跳轉到

System Design Interviews: A step by step guide

The purpose of a interview is to test your ability to organize your thoughts and focus on what is important.

Ask as many questions as necessary to fully understand the problem!

  • Who is going to use it?
  • How are they going to use it?
  • How many users are there?
  • What does the system do?
  • What are the inputs and outputs of the system?
  • How much data do we expect to handle?
  • How many requests per second do we expect?
  • What is the expected read to write ratio?

Keep in mind a system that is designed to handle 100,000 requests per second, each 1 KB in size, looks very different from a system that is designed for 3 requests per minute, each 2 GB in size, even though the two systems have the same data throughput.

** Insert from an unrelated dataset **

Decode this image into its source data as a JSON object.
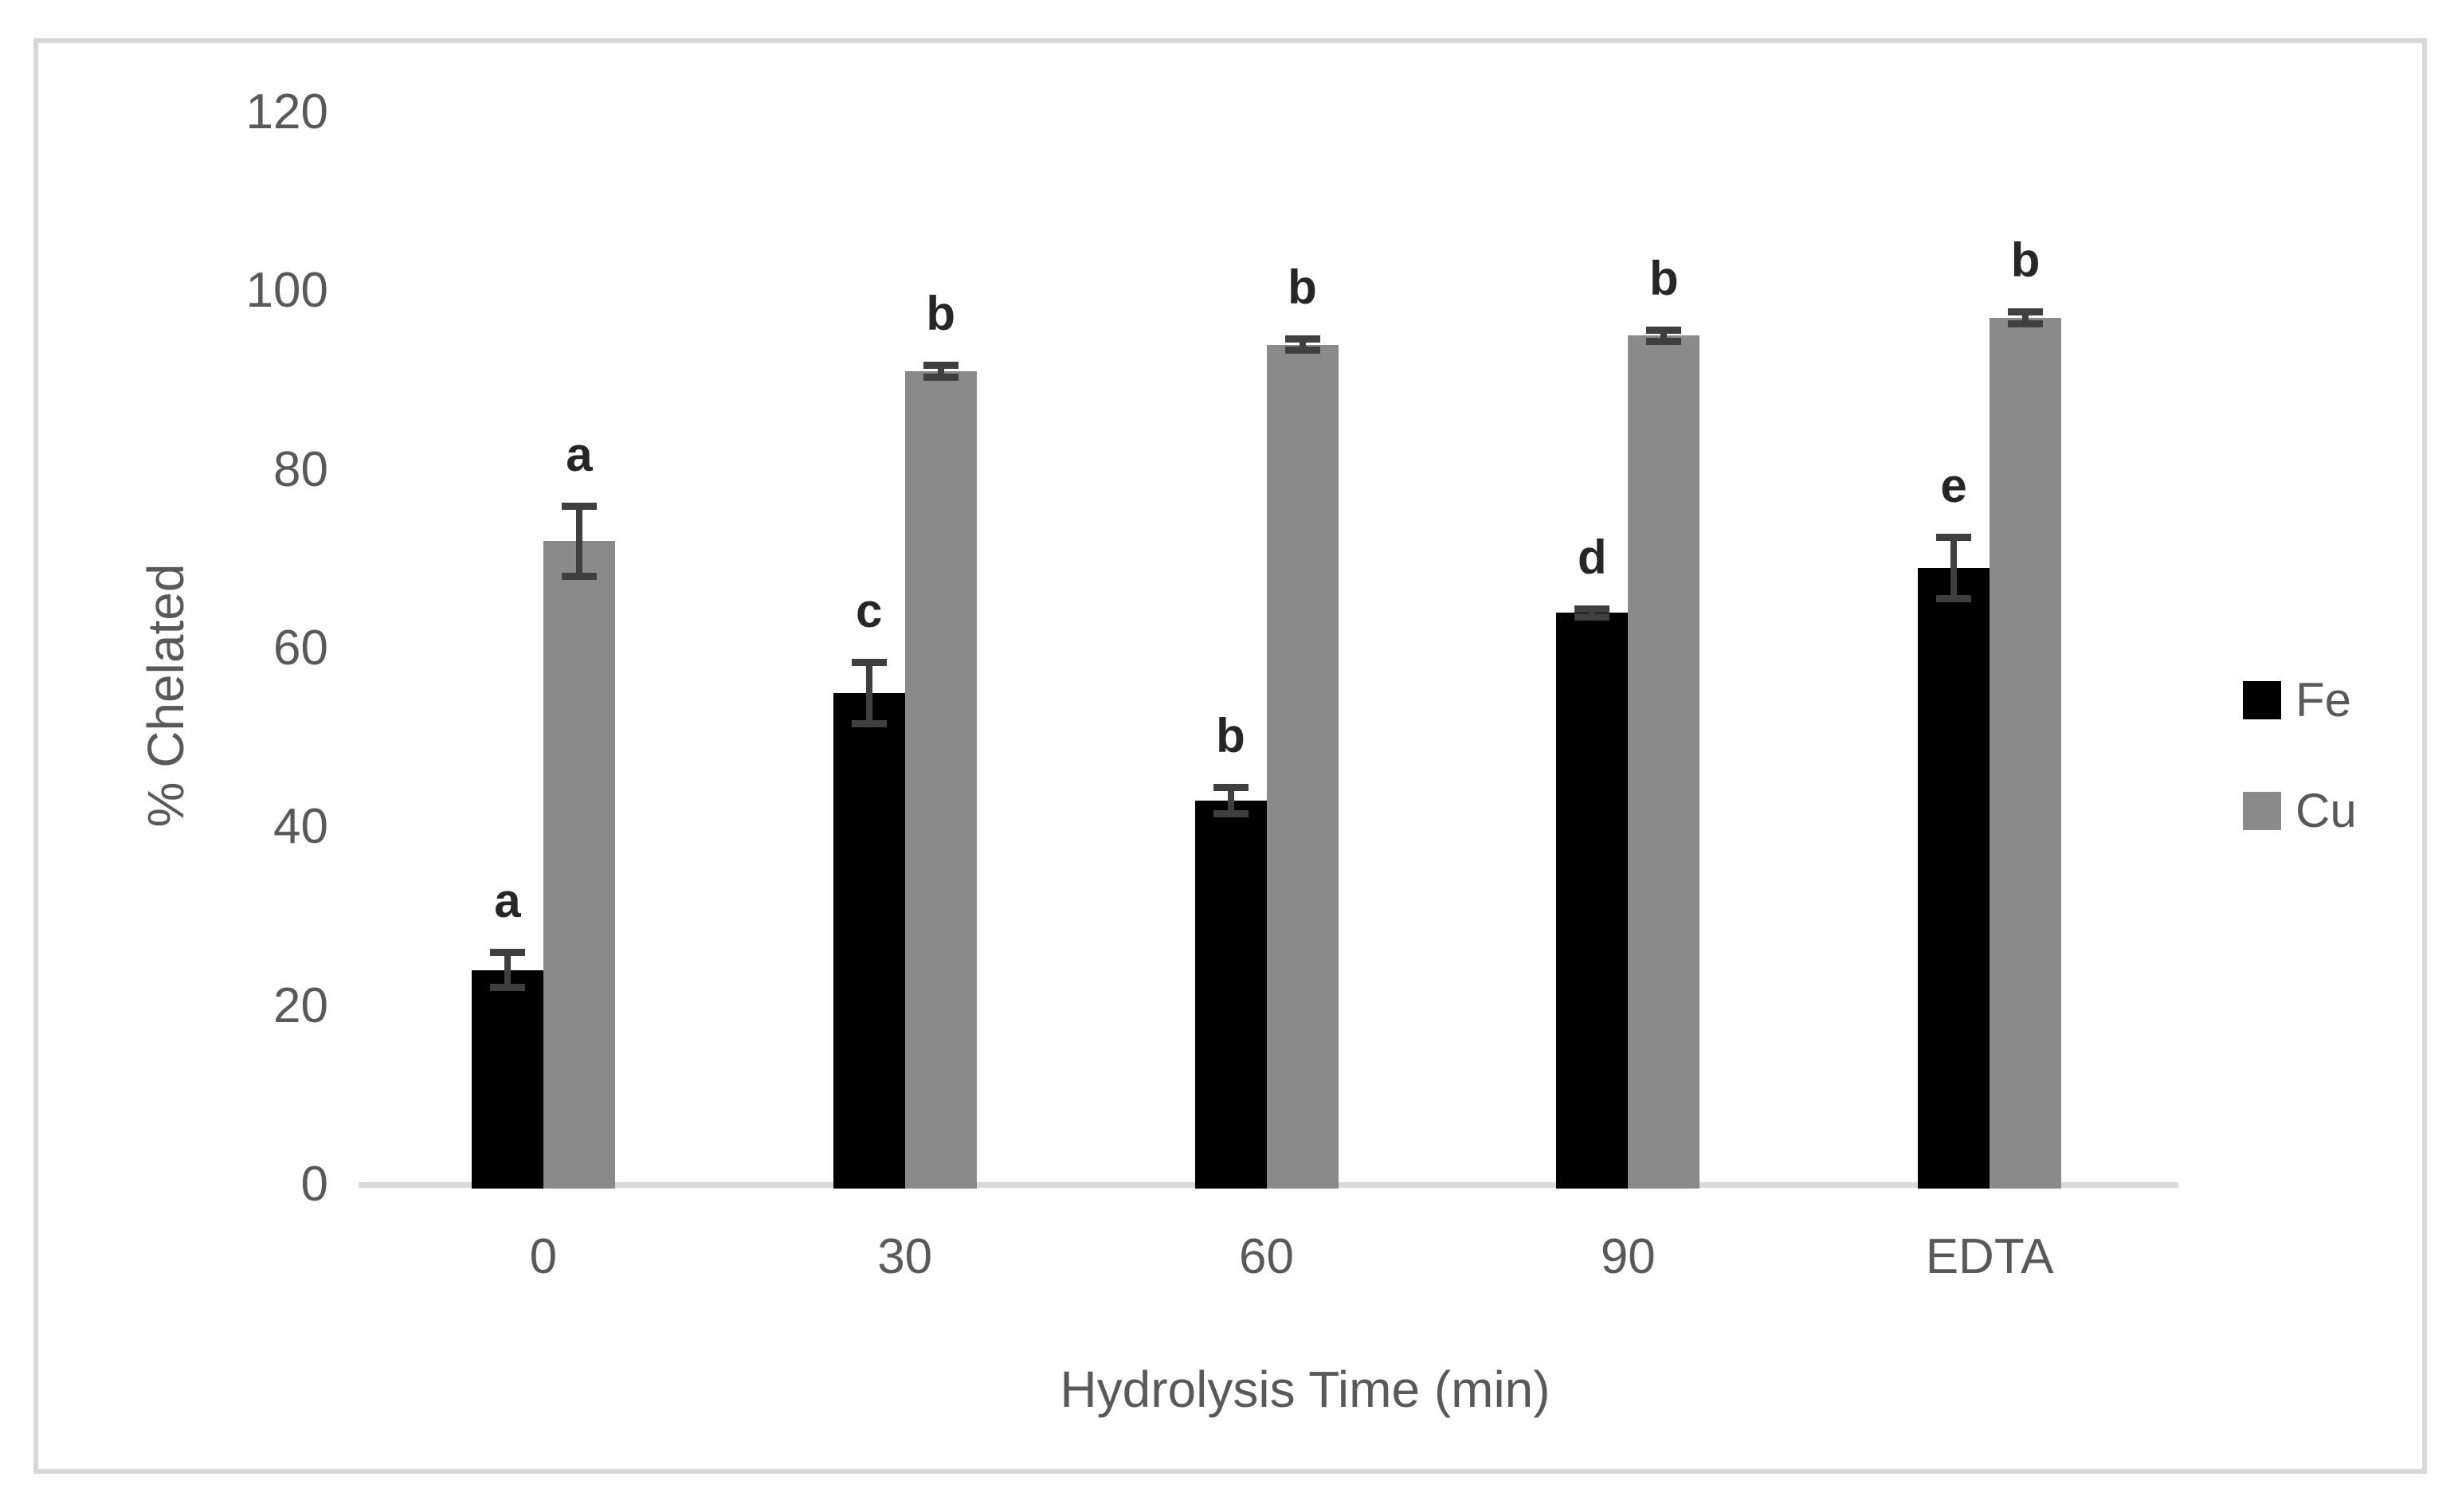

Step 1: Requirements clarifications

  • Functional: API, data types, ..., etc.
  • Non-functional: availability, reliability, latency, daily active user, ..., etc.

Step 2: System interface definition

Define what APIs are expected from the system.

This will not only establish the exact contract expected from the system, but will also ensure if we haven’t gotten any requirements wrong

Step 3: Back-of-the-envelope estimation

It is always a good idea to estimate the scale of the system we’re going to design.

This will also help later when we will be focusing on scaling, partitioning, load balancing and caching

Step 4: Defining data model

Defining the data model early will clarify how data will flow among different components of the system

Step 5: High-level design

Draw a block diagram with 5-6 boxes representing the core components of our system.

We should identify enough components that are needed to solve the actual problem from end-to-end

Step 6: Detailed design

Dig deeper into two or three components; interviewer’s feedback should always guide us what parts of the system need further discussion.

We should be able to present different approaches, their pros and cons, and explain why we will prefer one approach on the other

Step 7: Identifying and resolving bottlenecks

Try to discuss as many bottlenecks as possible and different approaches to mitigate them - Is there any single point of failure in our system? What are we doing to mitigate it? - Do we have enough replicas of the data so that if we lose a few servers we can still serve our users? - Similarly, do we have enough copies of different services running such that a few failures will not cause total system shutdown? - How are we monitoring the performance of our service? Do we get alerts whenever critical components fail or their performance degrades?